Without an Alphabet, Without a Face: Selected Poems. - book review

Progressive, The, March, 2003 by Amanda Laughtland

By Saadi Youssef Translated from the Arabic by Khaled Mattawa Graywolf Press. 216 pages. $16.00.

Born near Basra, Iraq, in 1934, Saadi Youssef has published nearly forty books, but for most American readers, Without an Alphabet, Without a Face will likely serve as an introduction to the work of this skilled poet. Youssef writes lyric poems in which personal and sociopolitical life collide. The relatively large size of this collection works to Youssef's benefit as it allows the details to accrue and the different poems to function together as a diverse whole.

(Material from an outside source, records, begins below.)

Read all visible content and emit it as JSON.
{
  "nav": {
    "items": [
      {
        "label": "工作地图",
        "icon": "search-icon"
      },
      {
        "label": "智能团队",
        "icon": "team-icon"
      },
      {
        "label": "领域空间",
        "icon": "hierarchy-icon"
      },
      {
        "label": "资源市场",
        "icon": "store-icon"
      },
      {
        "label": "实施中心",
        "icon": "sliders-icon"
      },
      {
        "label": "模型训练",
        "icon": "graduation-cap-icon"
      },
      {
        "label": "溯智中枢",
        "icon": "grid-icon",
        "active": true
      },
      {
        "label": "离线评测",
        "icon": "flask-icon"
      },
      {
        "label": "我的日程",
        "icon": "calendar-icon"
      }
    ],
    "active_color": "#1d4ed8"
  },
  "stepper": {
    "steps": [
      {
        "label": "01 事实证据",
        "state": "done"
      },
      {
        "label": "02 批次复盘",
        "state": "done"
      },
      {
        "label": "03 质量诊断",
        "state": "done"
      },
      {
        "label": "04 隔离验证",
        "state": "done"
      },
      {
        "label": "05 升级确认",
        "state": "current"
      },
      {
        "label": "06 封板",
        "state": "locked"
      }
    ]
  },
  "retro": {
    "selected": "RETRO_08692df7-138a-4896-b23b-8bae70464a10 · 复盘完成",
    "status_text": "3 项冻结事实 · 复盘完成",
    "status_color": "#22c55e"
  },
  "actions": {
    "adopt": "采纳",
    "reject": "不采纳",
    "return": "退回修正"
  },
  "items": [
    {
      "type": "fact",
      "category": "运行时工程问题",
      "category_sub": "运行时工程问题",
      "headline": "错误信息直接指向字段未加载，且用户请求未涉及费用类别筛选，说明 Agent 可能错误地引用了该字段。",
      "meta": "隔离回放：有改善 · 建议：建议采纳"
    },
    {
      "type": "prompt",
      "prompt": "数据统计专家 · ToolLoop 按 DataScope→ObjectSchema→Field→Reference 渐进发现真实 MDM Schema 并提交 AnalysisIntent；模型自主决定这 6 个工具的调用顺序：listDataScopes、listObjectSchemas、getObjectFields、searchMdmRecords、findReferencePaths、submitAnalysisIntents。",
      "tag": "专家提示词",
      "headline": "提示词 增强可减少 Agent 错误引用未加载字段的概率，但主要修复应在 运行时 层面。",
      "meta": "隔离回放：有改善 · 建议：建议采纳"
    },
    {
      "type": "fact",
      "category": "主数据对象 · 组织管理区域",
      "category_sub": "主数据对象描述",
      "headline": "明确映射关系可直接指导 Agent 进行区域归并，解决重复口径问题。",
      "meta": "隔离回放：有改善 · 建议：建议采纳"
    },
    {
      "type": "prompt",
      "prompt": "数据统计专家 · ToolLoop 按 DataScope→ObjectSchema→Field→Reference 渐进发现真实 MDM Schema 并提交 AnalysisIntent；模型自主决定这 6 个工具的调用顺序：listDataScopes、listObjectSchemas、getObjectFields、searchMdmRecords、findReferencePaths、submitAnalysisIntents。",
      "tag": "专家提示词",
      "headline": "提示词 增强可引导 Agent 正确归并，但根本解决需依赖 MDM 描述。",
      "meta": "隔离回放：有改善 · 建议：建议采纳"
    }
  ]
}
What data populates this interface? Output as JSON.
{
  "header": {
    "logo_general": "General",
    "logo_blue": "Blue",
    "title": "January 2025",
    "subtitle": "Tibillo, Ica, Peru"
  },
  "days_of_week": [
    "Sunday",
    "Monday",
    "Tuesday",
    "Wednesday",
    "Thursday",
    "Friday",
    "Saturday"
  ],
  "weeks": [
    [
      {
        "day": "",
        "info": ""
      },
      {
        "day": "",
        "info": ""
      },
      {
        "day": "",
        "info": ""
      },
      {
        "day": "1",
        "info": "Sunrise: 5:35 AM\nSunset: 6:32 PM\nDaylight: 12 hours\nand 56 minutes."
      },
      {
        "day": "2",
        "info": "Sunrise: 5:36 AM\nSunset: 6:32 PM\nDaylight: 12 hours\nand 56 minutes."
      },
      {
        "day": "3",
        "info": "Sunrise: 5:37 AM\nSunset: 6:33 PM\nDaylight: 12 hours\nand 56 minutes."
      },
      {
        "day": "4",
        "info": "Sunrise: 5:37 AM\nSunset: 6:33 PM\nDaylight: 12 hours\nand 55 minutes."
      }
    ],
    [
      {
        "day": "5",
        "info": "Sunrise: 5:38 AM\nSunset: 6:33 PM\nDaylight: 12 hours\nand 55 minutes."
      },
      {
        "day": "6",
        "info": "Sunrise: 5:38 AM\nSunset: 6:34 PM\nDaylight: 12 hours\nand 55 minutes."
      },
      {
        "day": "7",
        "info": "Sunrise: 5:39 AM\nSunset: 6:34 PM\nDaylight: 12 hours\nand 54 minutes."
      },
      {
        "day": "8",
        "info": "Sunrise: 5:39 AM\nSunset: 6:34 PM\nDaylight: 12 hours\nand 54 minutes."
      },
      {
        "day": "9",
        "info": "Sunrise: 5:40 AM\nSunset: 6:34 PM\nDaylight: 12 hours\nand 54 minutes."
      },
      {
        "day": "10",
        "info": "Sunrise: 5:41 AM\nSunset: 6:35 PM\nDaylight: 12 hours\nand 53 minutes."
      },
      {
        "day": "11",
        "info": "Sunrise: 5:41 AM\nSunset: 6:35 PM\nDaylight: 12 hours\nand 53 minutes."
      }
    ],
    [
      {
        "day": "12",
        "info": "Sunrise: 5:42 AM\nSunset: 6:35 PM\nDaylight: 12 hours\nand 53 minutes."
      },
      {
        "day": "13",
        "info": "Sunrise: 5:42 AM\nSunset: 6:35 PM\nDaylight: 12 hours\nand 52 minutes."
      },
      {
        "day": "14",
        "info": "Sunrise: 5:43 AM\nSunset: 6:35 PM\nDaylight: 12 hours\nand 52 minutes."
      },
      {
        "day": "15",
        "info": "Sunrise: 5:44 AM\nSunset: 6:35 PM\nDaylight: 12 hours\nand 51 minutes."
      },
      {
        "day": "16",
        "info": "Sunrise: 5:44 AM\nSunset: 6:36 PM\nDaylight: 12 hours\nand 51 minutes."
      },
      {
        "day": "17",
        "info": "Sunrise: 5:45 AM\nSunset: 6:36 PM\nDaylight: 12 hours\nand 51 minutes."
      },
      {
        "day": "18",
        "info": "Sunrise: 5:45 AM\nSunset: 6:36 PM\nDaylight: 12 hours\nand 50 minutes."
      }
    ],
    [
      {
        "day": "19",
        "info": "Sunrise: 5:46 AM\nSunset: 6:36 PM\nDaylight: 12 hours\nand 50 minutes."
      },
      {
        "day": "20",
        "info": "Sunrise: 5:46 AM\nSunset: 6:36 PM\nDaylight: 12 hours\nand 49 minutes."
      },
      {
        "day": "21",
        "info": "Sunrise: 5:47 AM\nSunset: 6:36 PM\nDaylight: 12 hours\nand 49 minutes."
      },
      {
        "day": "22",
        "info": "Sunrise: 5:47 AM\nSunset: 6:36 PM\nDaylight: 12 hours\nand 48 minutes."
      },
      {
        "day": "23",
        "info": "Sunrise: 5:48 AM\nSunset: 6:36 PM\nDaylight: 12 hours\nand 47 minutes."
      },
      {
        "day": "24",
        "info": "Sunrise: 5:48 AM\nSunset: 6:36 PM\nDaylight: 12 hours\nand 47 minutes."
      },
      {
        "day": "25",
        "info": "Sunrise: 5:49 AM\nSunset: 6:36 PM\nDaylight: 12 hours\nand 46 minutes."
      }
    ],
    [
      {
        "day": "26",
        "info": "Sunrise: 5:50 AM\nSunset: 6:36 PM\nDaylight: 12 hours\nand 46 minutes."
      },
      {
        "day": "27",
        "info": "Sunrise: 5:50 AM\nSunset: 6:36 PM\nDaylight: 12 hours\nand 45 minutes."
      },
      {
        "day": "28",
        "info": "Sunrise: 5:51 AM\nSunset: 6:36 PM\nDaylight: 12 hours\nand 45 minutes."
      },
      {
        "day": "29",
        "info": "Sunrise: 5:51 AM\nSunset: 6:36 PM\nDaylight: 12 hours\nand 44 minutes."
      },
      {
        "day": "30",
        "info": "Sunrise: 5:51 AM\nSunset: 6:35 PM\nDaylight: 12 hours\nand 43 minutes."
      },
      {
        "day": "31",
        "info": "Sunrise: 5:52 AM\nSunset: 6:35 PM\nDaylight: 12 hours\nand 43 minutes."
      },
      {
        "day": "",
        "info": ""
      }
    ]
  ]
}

Though Youssef currently lives in London, his work continues to reveal a knowing perspective on life in Iraq. In a poem from 1995 called "America, America," he writes: "Of the surface of the earth, generals know only two dimensions: / whatever rises is a fort, / whatever spreads is a battlefield."

Translated by Khaled Mattawa, who also provides a fourteen-page introduction that balances critical assessment with biographical detail, the poems of Youssef remind us of the importance of listening to the thoughts of one individual, a rare opportunity in a time when dissenting voices are often drowned out in the clamor of news bites.